姑姑因妹妹这桩事旁及到我,劝我也该考虑一下自己的终身大事了,并笑言等我成了家就知道要赚钱了,难道成家就能立马增强一个人的责任心?我想未必吧,即便如此,也是将一个毫不相干的人捆绑到另一个毫不相干的人身上。但有些事情我是该好好想想的,且不该只是想想而已。周国平说:“一个人活在世界上,一定要有相爱的伴侣、和睦的家庭、知心的朋友,多么忙也一定要和自己的家人一起吃晚饭,餐桌上一定要有欢声笑语,这比有钱、有车、有房重要得多。钱再多,车再名贵,房再豪华,没有这些,就只是一个悲惨的孤魂野鬼。相反,穷一点儿,但有这些,就是在过一个活人的正常生活。”亲人寄厚望于我,我竟从未努力,甚至是从未尝试过,仅仅是简单地促成一个活人该过的正常生活,即一家人一起欢声笑语地吃一顿简素的晚餐。 http://www.rijigu.com/

打工日记之二百二十五2013-1-7-星期一-晴-番禺

上班时心境很平和,也没有去问线长对于我前两天没去上班的看法。两天未来,果有变化,A线整条拉都被调往2栋做蓝牙耳机,现在正是缺人手之际,人事部如此安排有拆东墙补西墙之嫌,观过往亦可知,这家工厂处处显得捉襟见肘。暗自盘算该找一个什么借口再请两三天假,绞尽脑汁也没想出来,在工单累增的时候,个人意欲是完全被拒绝了的,要想请到假,除非真倒了八辈子血霉,像家庭遭逢变故,或自身恶疾缠身(小感冒不值一提),有在流水线旁昏厥的可能。装病他们一眼便能瞧穿,说家庭突遭变故又怕一语成谶,万万使不得,只得作罢。出于15号将自离,能够少做几天自然最好,我也不是怕自己白忙活,因为这几天连续加班的生活可作为以后繁重打工生活的预习。且据A、B两线长的谈话,管理层极有可能盘剥生产工人的劳动成果,工资计算之中肯定存在猫腻。这几日的工资也会少得可怜,不值多费口舌,虽然在大多数人看来,自离是一件很傻帽的事,丢弃的可是真正的血汗钱。白修德告诫他儿子永远不要忘记“3个D”,即“Drill,练习,训练;Drive,有冲劲,动力,向目标前进;Drudgery,苦役,艰难的、不计报酬的工作”,人们往往忘记了前两个D,后一个D才会对他们情有独钟、不离不弃。3D,我都缺失。用Drudgery来为自己的自离开脱,显然用错了地方。

加班到九点,记完日记已是新的一天。

打工日记之二百二十六2013-1-8-星期二-阴-番禺

若天天加班,或加到更晚,我不知写日记一事能否坚持下去。
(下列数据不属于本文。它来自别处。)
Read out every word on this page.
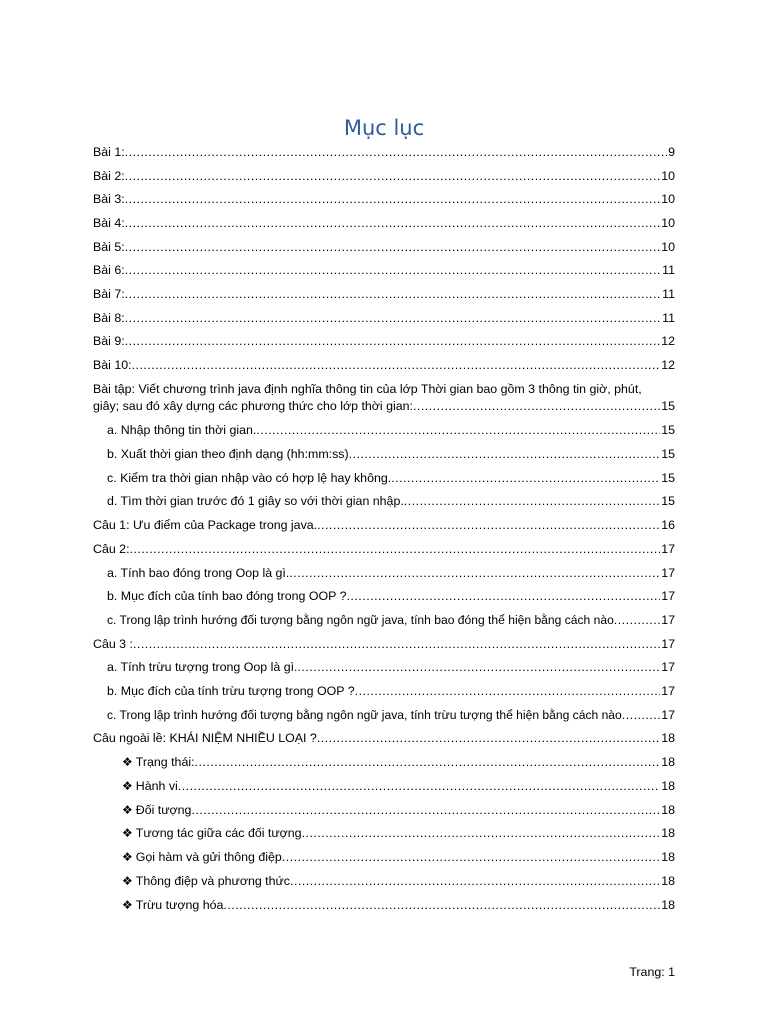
Mục lục
Bài 1: .....	9
Bài 2: .....	10
Bài 3: .....	10
Bài 4: .....	10
Bài 5: .....	10
Bài 6: .....	11
Bài 7: .....	11
Bài 8: .....	11
Bài 9: .....	12
Bài 10: .....	12
Bài tập: Viết chương trình java định nghĩa thông tin của lớp Thời gian bao gồm 3 thông tin giờ, phút,
giây; sau đó xây dựng các phương thức cho lớp thời gian: .....	15
a. Nhập thông tin thời gian. .....	15
b. Xuất thời gian theo định dạng (hh:mm:ss) .....	15
c. Kiểm tra thời gian nhập vào có hợp lệ hay không. .....	15
d. Tìm thời gian trước đó 1 giây so với thời gian nhập. .....	15
Câu 1: Ưu điểm của Package trong java. .....	16
Câu 2: .....	17
a. Tính bao đóng trong Oop là gì. .....	17
b. Mục đích của tính bao đóng trong OOP ? .....	17
c. Trong lập trình hướng đối tượng bằng ngôn ngữ java, tính bao đóng thể hiện bằng cách nào .....	17
Câu 3 : .....	17
a. Tính trừu tượng trong Oop là gì. .....	17
b. Mục đích của tính trừu tượng trong OOP ? .....	17
c. Trong lập trình hướng đối tượng bằng ngôn ngữ java, tính trừu tượng thể hiện bằng cách nào .....	17
Câu ngoài lề: KHÁI NIỆM NHIỀU LOẠI ? .....	18
❖ Trạng thái: .....	18
❖ Hành vi .....	18
❖ Đối tượng .....	18
❖ Tương tác giữa các đối tượng .....	18
❖ Gọi hàm và gửi thông điệp .....	18
❖ Thông điệp và phương thức .....	18
❖ Trừu tượng hóa .....	18
Trang: 1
在打工世界里,我还算一个未经世面的菜鸟,并未真正体验到那种过度劳累的麻木。如果没有一点别的追求,上班、加班,完全可以囚禁一个人的外在生活,就像陷在流沙中,不能挣扎,越挣扎越觉没底,也越恐慌越危险,你求生的愿力很顽强,流沙以静制动,以虚覆实,吞噬力鬼使神差般不可抗拒,只能在无望之中等待,等待被救,或极不情愿的等来灭顶之灾。两点一线,飘荡在车间与租房之间,生活仿佛只剩下睁眼和闭眼,流水线既是闭眼时的噩梦,亦是撑开眼皮的强制机关。加班回来后只想睡觉,真应了那句上床别了尘和袜,哪管明日是与非。一个在晚上只想睡觉天明乐意醒来的人是幸福的,而对于一个只想睡觉不想睁眼的人来说,睡好比天堂,其实是无间地狱,“死人”是不配谈幸与不幸的。
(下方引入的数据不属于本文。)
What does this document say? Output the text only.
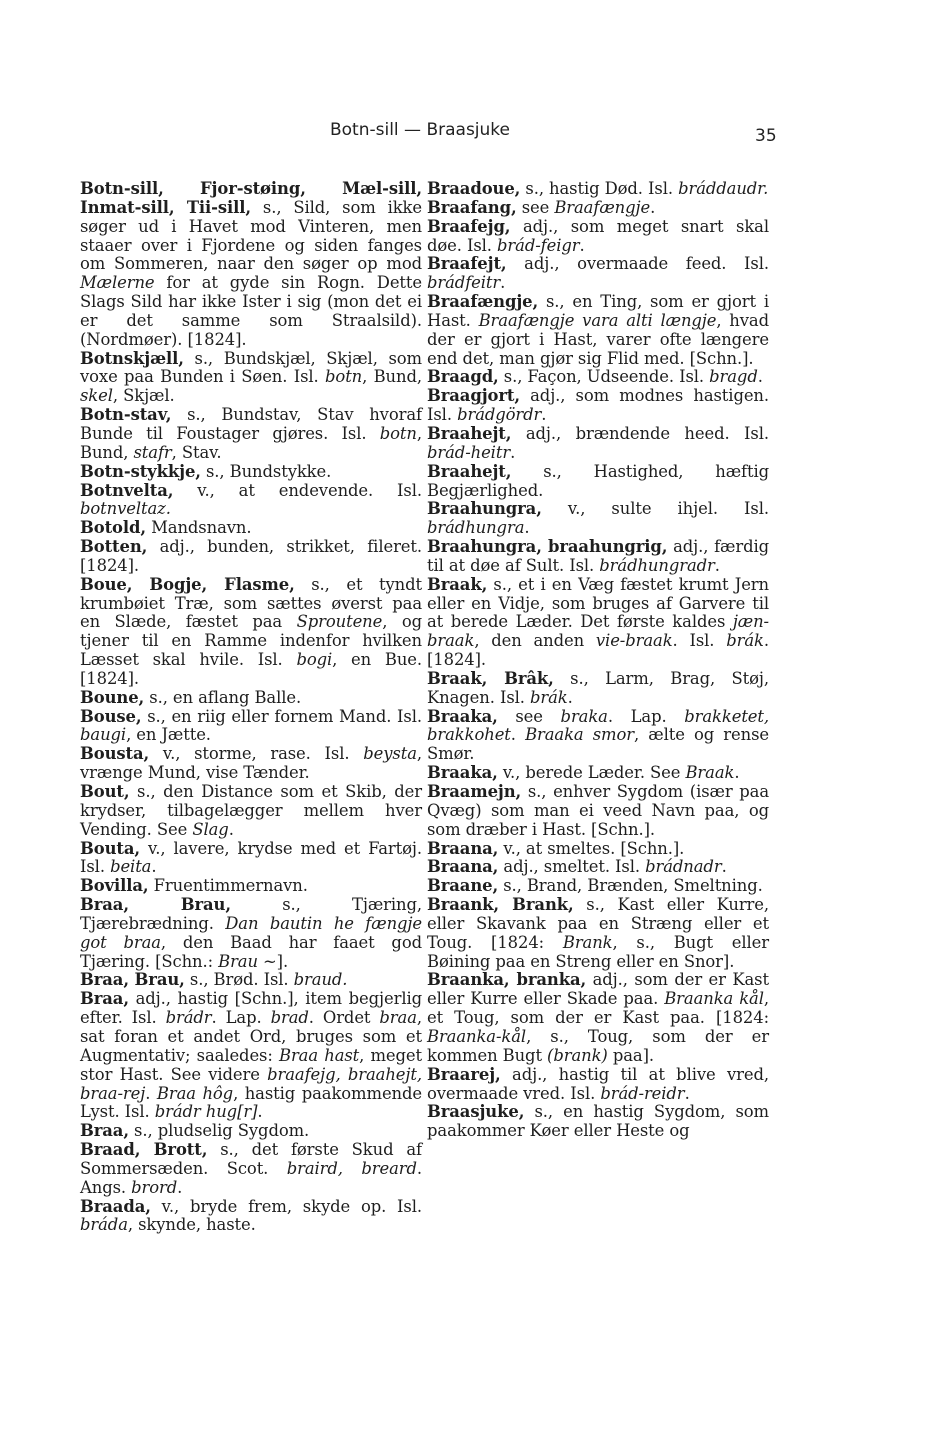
Botn-sill — Braasjuke	35

Botn-sill, Fjor-støing, Mæl-sill, Inmat-sill, Tii-sill, s., Sild, som ikke søger ud i Havet mod Vinteren, men staaer over i Fjordene og siden fanges om Sommeren, naar den søger op mod Mælerne for at gyde sin Rogn. Dette Slags Sild har ikke Ister i sig (mon det ei er det samme som Straalsild). (Nordmøer). [1824].

Botnskjæll, s., Bundskjæl, Skjæl, som voxe paa Bunden i Søen. Isl. botn, Bund, skel, Skjæl.

Botn-stav, s., Bundstav, Stav hvoraf Bunde til Foustager gjøres. Isl. botn, Bund, stafr, Stav.

Botn-stykkje, s., Bundstykke.

Botnvelta, v., at endevende. Isl. botnveltaz.

Botold, Mandsnavn.

Botten, adj., bunden, strikket, fileret. [1824].

Boue, Bogje, Flasme, s., et tyndt krumbøiet Træ, som sættes øverst paa en Slæde, fæstet paa Sproutene, og tjener til en Ramme indenfor hvilken Læsset skal hvile. Isl. bogi, en Bue. [1824].

Boune, s., en aflang Balle.

Bouse, s., en riig eller fornem Mand. Isl. baugi, en Jætte.

Bousta, v., storme, rase. Isl. beysta, vrænge Mund, vise Tænder.

Bout, s., den Distance som et Skib, der krydser, tilbagelægger mellem hver Vending. See Slag.

Bouta, v., lavere, krydse med et Fartøj. Isl. beita.

Bovilla, Fruentimmernavn.

Braa, Brau, s., Tjæring, Tjærebrædning. Dan bautin he fængje got braa, den Baad har faaet god Tjæring. [Schn.: Brau ~].

Braa, Brau, s., Brød. Isl. braud.

Braa, adj., hastig [Schn.], item begjerlig efter. Isl. brádr. Lap. brad. Ordet braa, sat foran et andet Ord, bruges som et Augmentativ; saaledes: Braa hast, meget stor Hast. See videre braafejg, braahejt, braa-rej. Braa hôg, hastig paakommende Lyst. Isl. brádr hug[r].

Braa, s., pludselig Sygdom.

Braad, Brott, s., det første Skud af Sommersæden. Scot. braird, breard. Angs. brord.

Braada, v., bryde frem, skyde op. Isl. bráda, skynde, haste.

Braadoue, s., hastig Død. Isl. bráddaudr.

Braafang, see Braafængje.

Braafejg, adj., som meget snart skal døe. Isl. brád-feigr.

Braafejt, adj., overmaade feed. Isl. brádfeitr.

Braafængje, s., en Ting, som er gjort i Hast. Braafængje vara alti længje, hvad der er gjort i Hast, varer ofte længere end det, man gjør sig Flid med. [Schn.].

Braagd, s., Façon, Udseende. Isl. bragd.

Braagjort, adj., som modnes hastigen. Isl. brádgördr.

Braahejt, adj., brændende heed. Isl. brád-heitr.

Braahejt, s., Hastighed, hæftig Begjærlighed.

Braahungra, v., sulte ihjel. Isl. brádhungra.

Braahungra, braahungrig, adj., færdig til at døe af Sult. Isl. brádhungradr.

Braak, s., et i en Væg fæstet krumt Jern eller en Vidje, som bruges af Garvere til at berede Læder. Det første kaldes jæn-braak, den anden vie-braak. Isl. brák. [1824].

Braak, Brâk, s., Larm, Brag, Støj, Knagen. Isl. brák.

Braaka, see braka. Lap. brakketet, brakkohet. Braaka smor, ælte og rense Smør.

Braaka, v., berede Læder. See Braak.

Braamejn, s., enhver Sygdom (især paa Qvæg) som man ei veed Navn paa, og som dræber i Hast. [Schn.].

Braana, v., at smeltes. [Schn.].

Braana, adj., smeltet. Isl. brádnadr.

Braane, s., Brand, Brænden, Smeltning.

Braank, Brank, s., Kast eller Kurre, eller Skavank paa en Stræng eller et Toug. [1824: Brank, s., Bugt eller Bøining paa en Streng eller en Snor].

Braanka, branka, adj., som der er Kast eller Kurre eller Skade paa. Braanka kål, et Toug, som der er Kast paa. [1824: Braanka-kål, s., Toug, som der er kommen Bugt (brank) paa].

Braarej, adj., hastig til at blive vred, overmaade vred. Isl. brád-reidr.

Braasjuke, s., en hastig Sygdom, som paakommer Køer eller Heste og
初中时有一个同学,上课时经常端坐着练龟息功,闭气一久,有时气厥,直挺挺地晕倒在地,吓得老师、同学面惊失色。触地不久后他又会醒过来,面色浮白,眼神恍惚,有如大病一场,似真见到了拘魂的牛头马面吓得魂飞魄散。上班时,想着如法炮制一遭,请假就不难了。工单并不是很多,但整条线像患了病,有气无力半死不活,后半段更是积重难返。加班是板上钉钉的事,我们前段却未生产一鳞半爪,反正是混时间,等到混到不愿再混的时候,于九点有七、八个人愤然离去,没有经过线、组长的同意,若非如此,恐怕要一味苦捱到十点,甚至更晚。

正所谓:“草木也知愁,韶华竟白头。叹今生,谁拾谁收!嫁与东风春不管,凭尔去,忍淹留!”
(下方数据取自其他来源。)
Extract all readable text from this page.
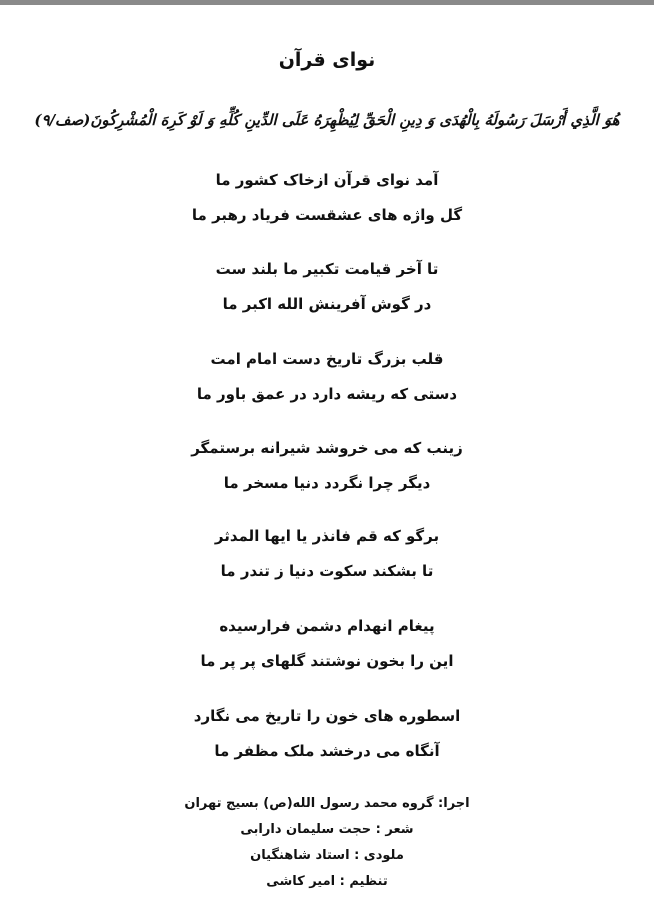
نوای قرآن
هُوَ الَّذِي أَرْسَلَ رَسُولَهُ بِالْهُدَى وَ دِينِ الْحَقِّ لِيُظْهِرَهُ عَلَى الدِّينِ كُلِّهِ وَ لَوْ كَرِهَ الْمُشْرِكُونَ(صف/۹)
آمد نوای قرآن ازخاک کشور ما
گل واژه های عشقست فریاد رهبر ما
تا آخر قیامت تکبیر ما بلند ست
در گوش آفرینش الله اکبر ما
قلب بزرگ تاریخ دست امام امت
دستی که ریشه دارد در عمق باور ما
زینب که می خروشد شیرانه برستمگر
دیگر چرا نگردد دنیا مسخر ما
برگو که قم فانذر یا ایها المدثر
تا بشکند سکوت دنیا ز تندر ما
پیغام انهدام دشمن فرارسیده
این را بخون نوشتند گلهای پر پر ما
اسطوره های خون را تاریخ می نگارد
آنگاه می درخشد ملک مظفر ما
اجرا: گروه محمد رسول الله(ص) بسیج تهران
شعر : حجت سلیمان دارابی
ملودی : استاد شاهنگیان
تنظیم : امیر کاشی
打工日记之二百二十七2013-1-9-星期三-阴-番禺

对于昨晚我们未等鸣金便擅自临阵逃脱的恶性事件,今早开会时线长并未多作评说,猜是怕引起更多的抵触,还不如省些口舌,省着时间多做几个产品。生产现场极度混乱,有听歌的、肆言调笑的、闭目守神的、粗疏蛮干的,或物料丢失、正负颠倒、削足适履、张冠李戴、旧瓶新酒、东拼西凑、横竖是死,上级管理者看在眼里,不说于心不忍,想说又不知从何说起,此种情况仿佛由来已久,又似近来陡现,一时没想到应对之策。毕竟现在招工困难,已经接手的订单还得由我们这帮不怎么听管教的人来完成。所以会出现一种很可笑的局面,管理者认为线上个人主义泛滥成灾,员工又认为管理者颟顸无能,空口白话。互不信任,又不至于不能互容,“忍”字当头,一方是不得不忍,一方是小不忍则乱大谋。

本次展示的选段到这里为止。